Gastronómika ya tuvo ayer domingo una jornada de puertas abiertas en la que participaron tres destacados pizzeros trasalpinos junto a otros tres compatriotas que tienen restaurantes en España: Andrea Tumbarello y los hermanos Colombo. Los tres pizzeros mostraron cómo se prepara la auténtica masa de la pizza y reclamaron que este plato no se asocie al «fast food». También enseñaron cómo es la pizza frita, muy popular en Nápoles. Por su parte los italianos asentados en nuestro país mostraron los secretos de la pasta, el otro producto que su país ha exportado a todo el mundo.

En la entrada del Kursaal, los tres pizzeros, Coccia, Cinque y Piccirillo, han instalado sus hornos de leña, traídos expresamente desde Nápoles, para ofrecer al público la auténtica pizza napolitana cocinada en directo con masas e ingredientes que también han llevado a San Sebastián. Hubo largas colas de donostiarras, que compraron más de mil raciones. Estos puestos de cocina callejera seguirán instalados hasta el cierre del congreso, el miércoles por la tarde.

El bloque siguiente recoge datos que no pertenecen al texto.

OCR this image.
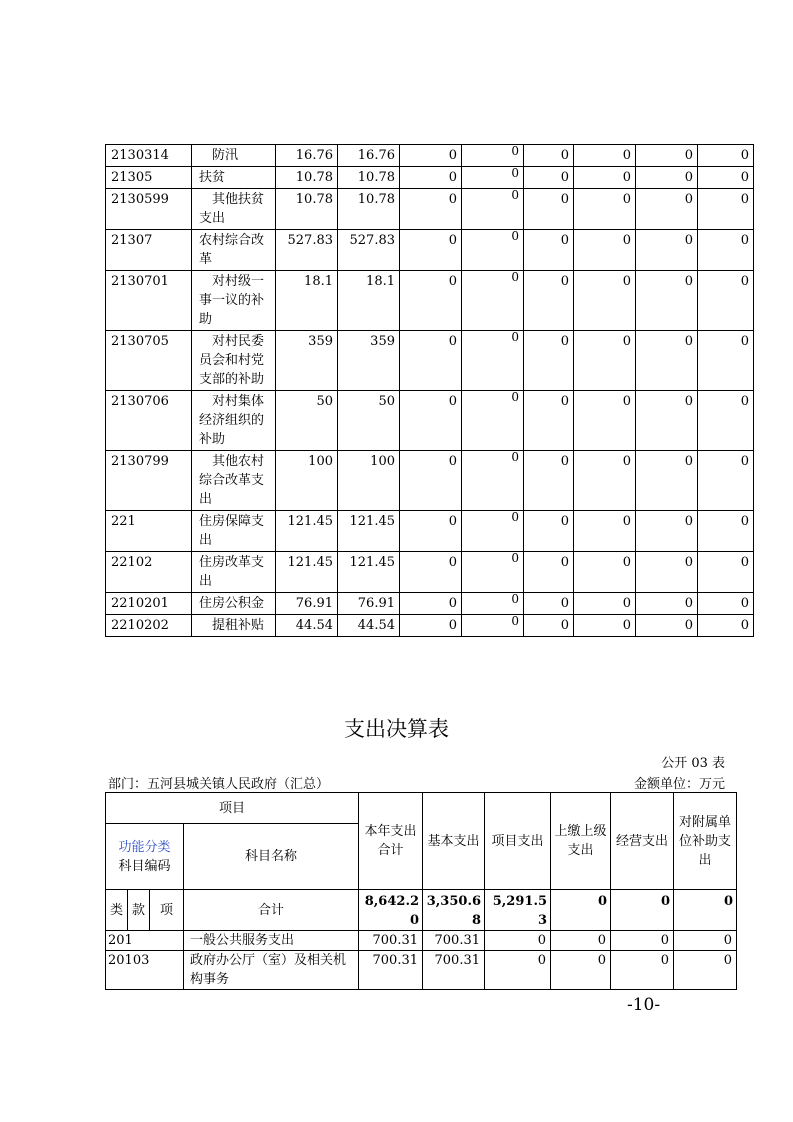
2130314	防汛	16.76	16.76	0	0	0	0	0	0
21305	扶贫	10.78	10.78	0	0	0	0	0	0
2130599	其他扶贫支出	10.78	10.78	0	0	0	0	0	0
21307	农村综合改革	527.83	527.83	0	0	0	0	0	0
2130701	对村级一事一议的补助	18.1	18.1	0	0	0	0	0	0
2130705	对村民委员会和村党支部的补助	359	359	0	0	0	0	0	0
2130706	对村集体经济组织的补助	50	50	0	0	0	0	0	0
2130799	其他农村综合改革支出	100	100	0	0	0	0	0	0
221	住房保障支出	121.45	121.45	0	0	0	0	0	0
22102	住房改革支出	121.45	121.45	0	0	0	0	0	0
2210201	住房公积金	76.91	76.91	0	0	0	0	0	0
2210202	提租补贴	44.54	44.54	0	0	0	0	0	0
支出决算表
公开 03 表
部门：五河县城关镇人民政府（汇总）	金额单位：万元
项目				本年支出合计	基本支出	项目支出	上缴上级支出	经营支出	对附属单位补助支出

功能分类
科目编码			科目名称						
类	款	项	合计	8,642.20	3,350.68	5,291.53	0	0	0
201			一般公共服务支出	700.31	700.31	0	0	0	0
20103			政府办公厅（室）及相关机构事务	700.31	700.31	0	0	0	0
-10-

En cuanto a la jornada de este lunes, ha estado marcada por las ponencias de los cocineros italianos. Destacaron las intervenciones de Carlo Cracco, del restaurante que lleva su nombre en Milán, y Massimo Bottura, de la Hosteria Francescana, de Bolonia. Ambos son los más vanguardistas de los chefs trasalpinos. Especialmente interesante fue la intervención del primero, quien defendió una cocina que evolucione desde la tradición. «Una receta antigua puede reinventarse una y otra vez. Ese es nuestro trabajo. Podemos mejorar los errores de nuestras abuelas, ¿por qué tenemos que repetirlos durante décadas». Y añadió que los cocineros deben afrontar la tradición desde el respeto, pero con visión crítica. El chef presentó dos platos, inspirados en esta filosofía: lasaña crujiente y salmonete a la livornesa. Por su parte, Cracco elaboró un parmesano de 60 meses de curación con polvo de perejil y limón.

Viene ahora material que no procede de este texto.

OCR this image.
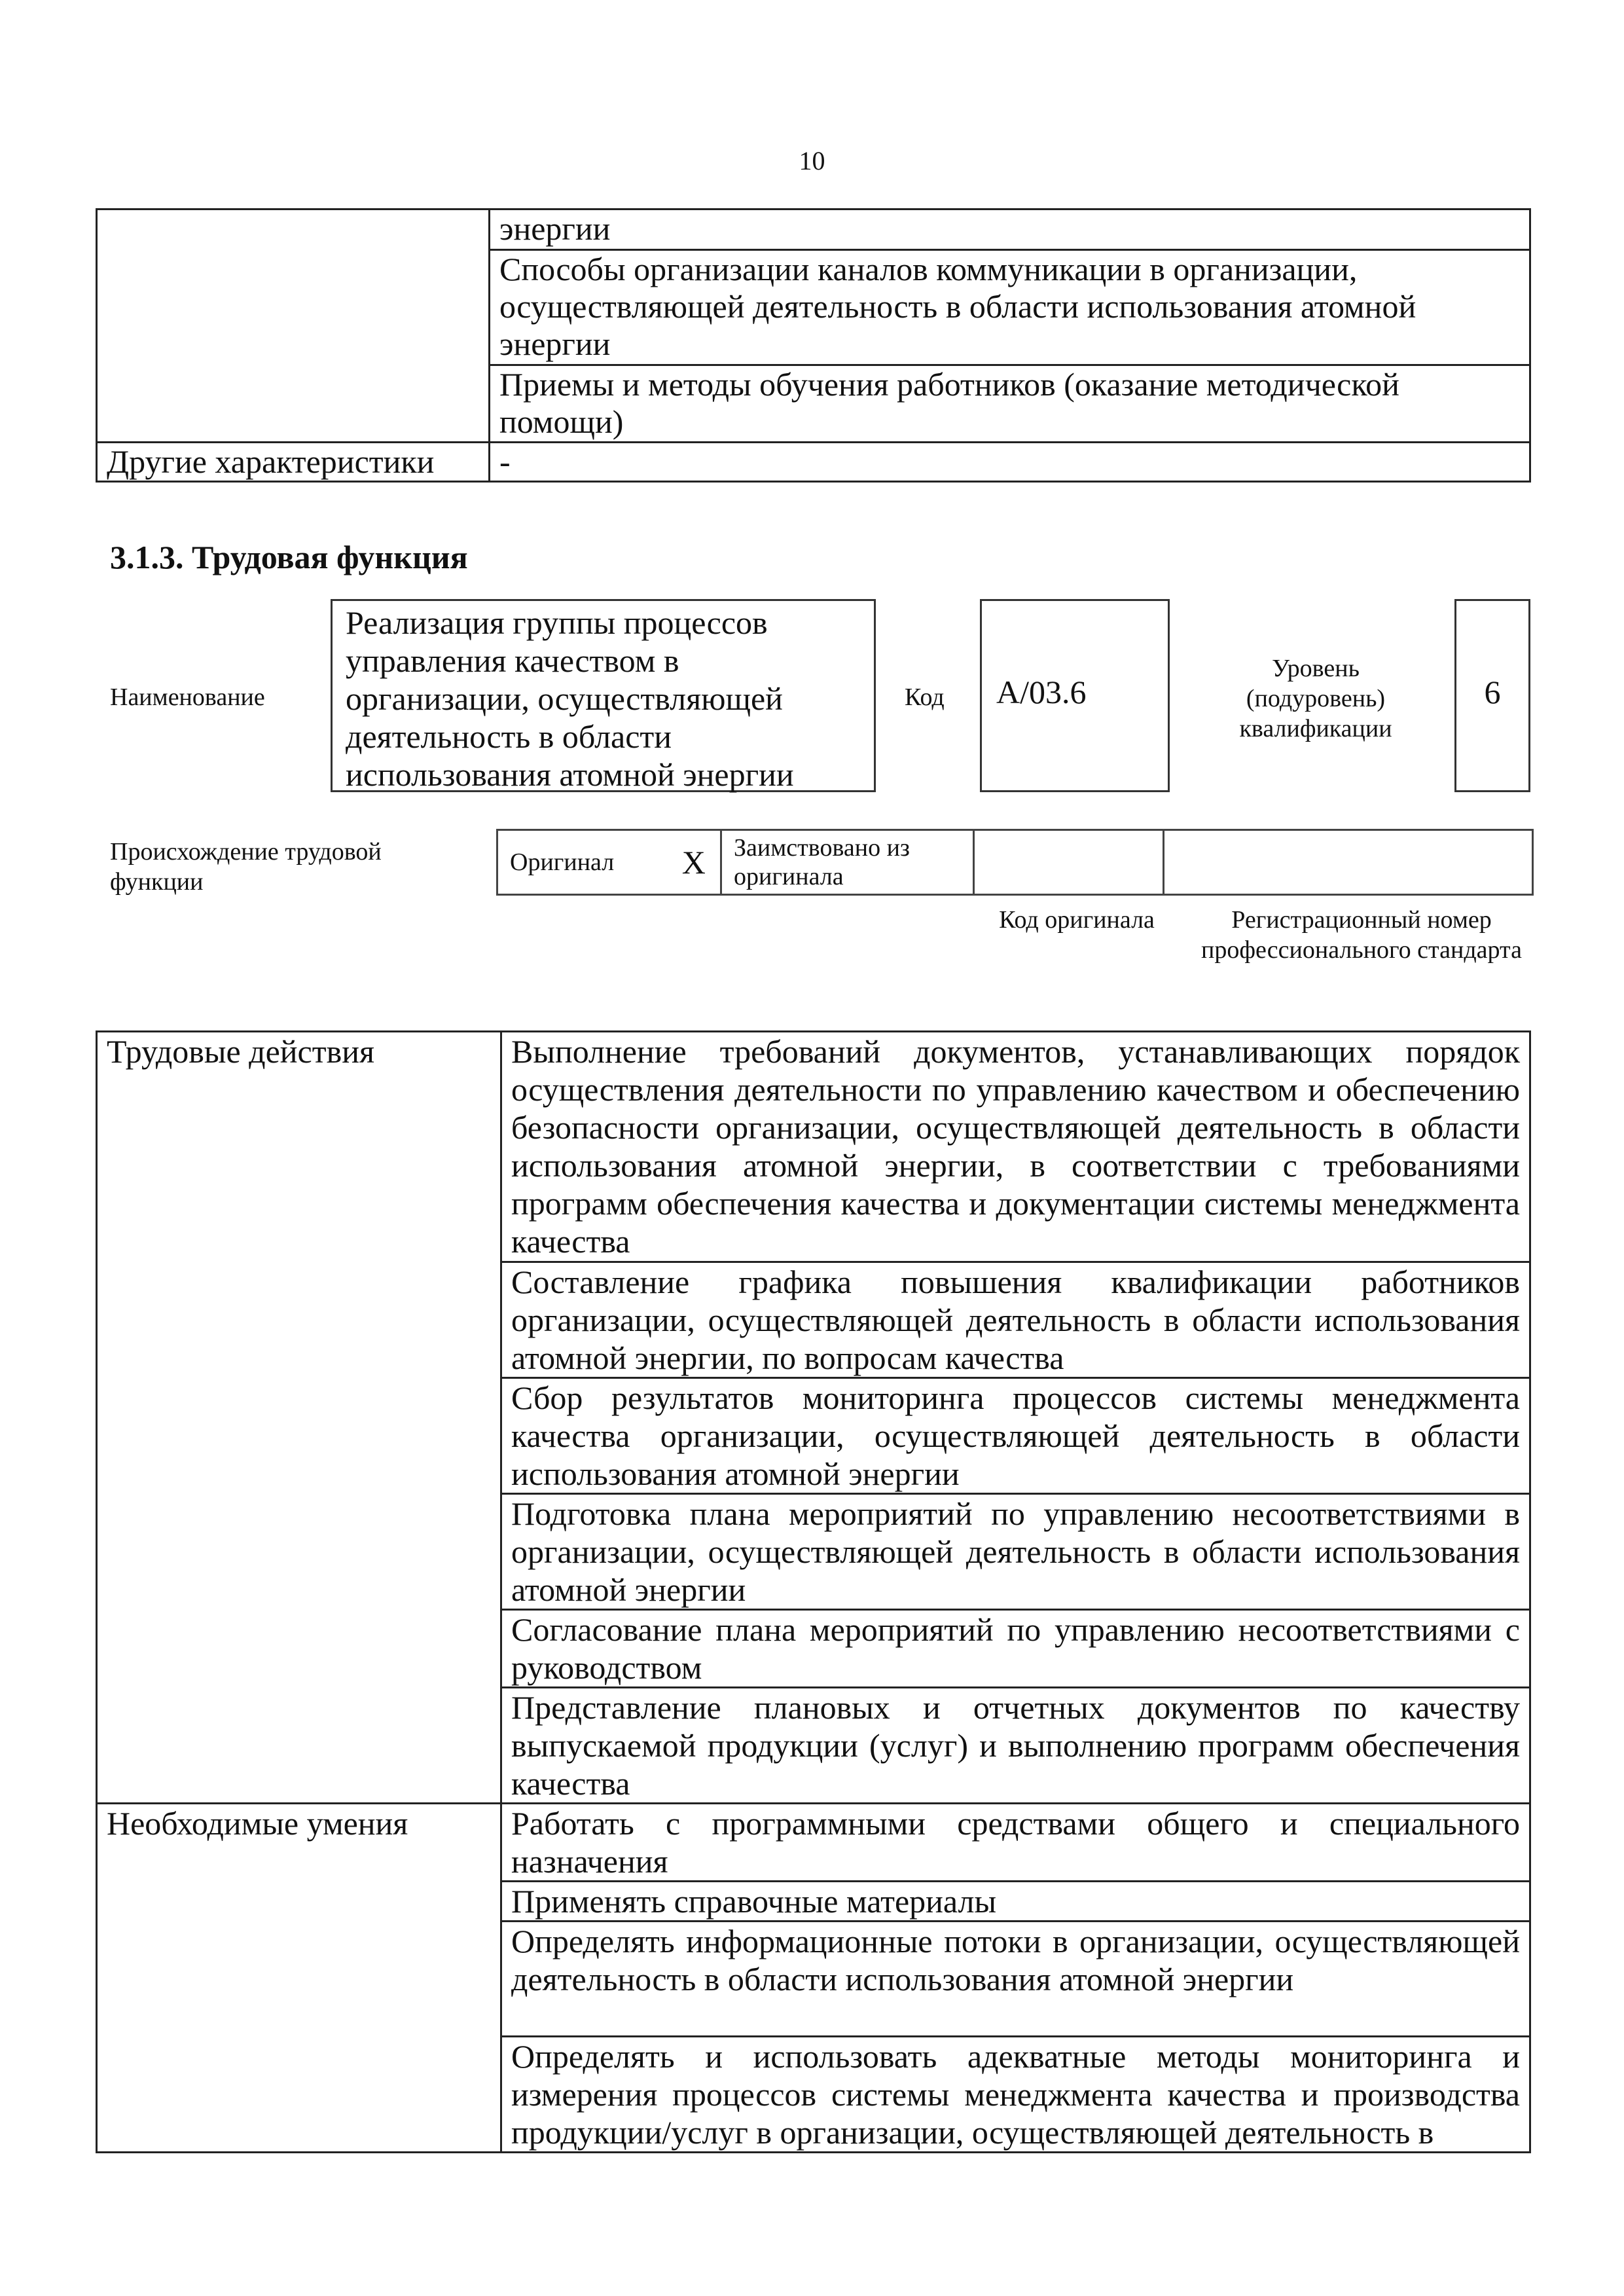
10
	энергии
	Способы организации каналов коммуникации в организации, осуществляющей деятельность в области использования атомной энергии
	Приемы и методы обучения работников (оказание методической помощи)
Другие характеристики	-
3.1.3. Трудовая функция
Наименование
Реализация группы процессов управления качеством в организации, осуществляющей деятельность в области использования атомной энергии
Код	A/03.6
Уровень (подуровень) квалификации
6
Происхождение трудовой функции
Оригинал	X	Заимствовано из оригинала		
Код оригинала	Регистрационный номер профессионального стандарта
Трудовые действия	Выполнение требований документов, устанавливающих порядок осуществления деятельности по управлению качеством и обеспечению безопасности организации, осуществляющей деятельность в области использования атомной энергии, в соответствии с требованиями программ обеспечения качества и документации системы менеджмента качества
	Составление графика повышения квалификации работников организации, осуществляющей деятельность в области использования атомной энергии, по вопросам качества
	Сбор результатов мониторинга процессов системы менеджмента качества организации, осуществляющей деятельность в области использования атомной энергии
	Подготовка плана мероприятий по управлению несоответствиями в организации, осуществляющей деятельность в области использования атомной энергии
	Согласование плана мероприятий по управлению несоответствиями с руководством
	Представление плановых и отчетных документов по качеству выпускаемой продукции (услуг) и выполнению программ обеспечения качества
Необходимые умения	Работать с программными средствами общего и специального назначения
	Применять справочные материалы
	Определять информационные потоки в организации, осуществляющей деятельность в области использования атомной энергии
	Определять и использовать адекватные методы мониторинга и измерения процессов системы менеджмента качества и производства продукции/услуг в организации, осуществляющей деятельность в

La jornada matinal la cerraron Juan Mari y Elena Arzak que mostraron sus nuevos platos. Una cocina, la suya, siempre en proceso creativo y abierta al mundo. Lo demostraron con un tamal de cocochas con bambú y con un plato de chipirones con higos. El cocinero donostiarra fue muy aplaudido cuando aseguró que se cumplen ahora 25 años desde que logró por primera vez las tres estrellas Michelin.

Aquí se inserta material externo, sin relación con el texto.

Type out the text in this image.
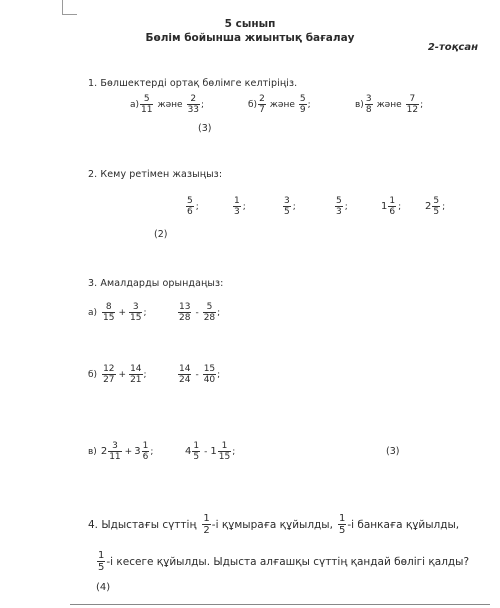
5 сынып
Бөлім бойынша жиынтық бағалау
2-тоқсан
1. Бөлшектерді ортақ бөлімге келтіріңіз.
$а) \frac{5}{11}$ және $\frac{2}{33}$ ;	$б) \frac{2}{7}$ және $\frac{5}{9}$ ;	$в) \frac{3}{8}$ және $\frac{7}{12}$ ;
(3)
2. Кему ретімен жазыңыз:
$\frac{5}{6}$ ;	$\frac{1}{3}$ ;	$\frac{3}{5}$ ;	$\frac{5}{3}$ ;	$1 \frac{1}{6}$ ; $2 \frac{5}{5}$ ;
(2)
3. Амалдарды орындаңыз:
$а) \frac{8}{15} + \frac{3}{15}$ ;	$\frac{13}{28} - \frac{5}{28}$ ;
$б) \frac{12}{27} + \frac{14}{21}$ ;	$\frac{14}{24} - \frac{15}{40}$ ;
в) $2 \frac{3}{11} + 3 \frac{1}{6}$ ;	$4 \frac{1}{5} - 1 \frac{1}{15}$ ;	(3)
4. Ыдыстағы сүттің $\frac{1}{2} -і$ құмыраға құйылды, $\frac{1}{5} -і$ банкаға құйылды,
$\frac{1}{5} -і$ кесеге құйылды. Ыдыста алғашқы сүттің қандай бөлігі қалды?
(4)
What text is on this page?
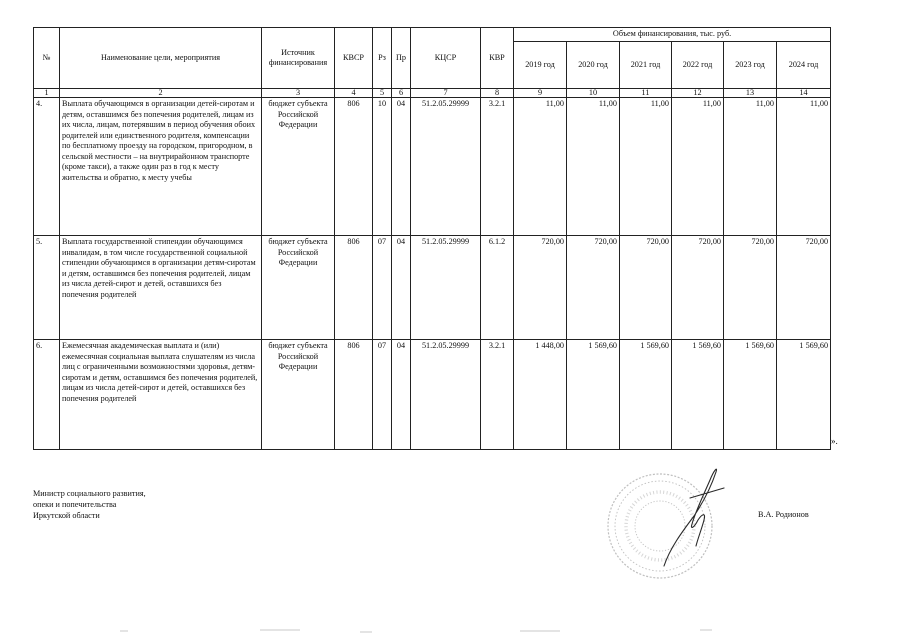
№	Наименование цели, мероприятия	Источник финансирования	КВСР	Рз	Пр	КЦСР	КВР	Объем финансирования, тыс. руб.					
								2019 год	2020 год	2021 год	2022 год	2023 год	2024 год
1	2	3	4	5	6	7	8	9	10	11	12	13	14
4.	Выплата обучающимся в организации детей-сиротам и детям, оставшимся без попечения родителей, лицам из их числа, лицам, потерявшим в период обучения обоих родителей или единственного родителя, компенсации по бесплатному проезду на городском, пригородном, в сельской местности – на внутрирайонном транспорте (кроме такси), а также один раз в год к месту жительства и обратно, к месту учебы	бюджет субъекта Российской Федерации	806	10	04	51.2.05.29999	3.2.1	11,00	11,00	11,00	11,00	11,00	11,00
5.	Выплата государственной стипендии обучающимся инвалидам, в том числе государственной социальной стипендии обучающимся в организации детям-сиротам и детям, оставшимся без попечения родителей, лицам из числа детей-сирот и детей, оставшихся без попечения родителей	бюджет субъекта Российской Федерации	806	07	04	51.2.05.29999	6.1.2	720,00	720,00	720,00	720,00	720,00	720,00
6.	Ежемесячная академическая выплата и (или) ежемесячная социальная выплата слушателям из числа лиц с ограниченными возможностями здоровья, детям-сиротам и детям, оставшимся без попечения родителей, лицам из числа детей-сирот и детей, оставшихся без попечения родителей	бюджет субъекта Российской Федерации	806	07	04	51.2.05.29999	3.2.1	1 448,00	1 569,60	1 569,60	1 569,60	1 569,60	1 569,60
».
Министр социального развития,
опеки и попечительства
Иркутской области	В.А. Родионов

La jornada de tarde dio protagonismo a otros cocineros españoles de peso como Carme Ruscalleda, que defendió su apuesta por el mundo verde, Andoni Luis Adúriz y Dani García. Este último presentó una nueva técnica de fritura que en breve incorporará a su restaurante en el hotel Puente Romano de Marbella. Una lubina frita a la pimienta negra que corta una técnica china para ampliar la superficie de contacto con el aceite y lograr así una textura más crujiente. Para hacerla más ligera empapa la pieza con un pincel sólo con clara de huevo.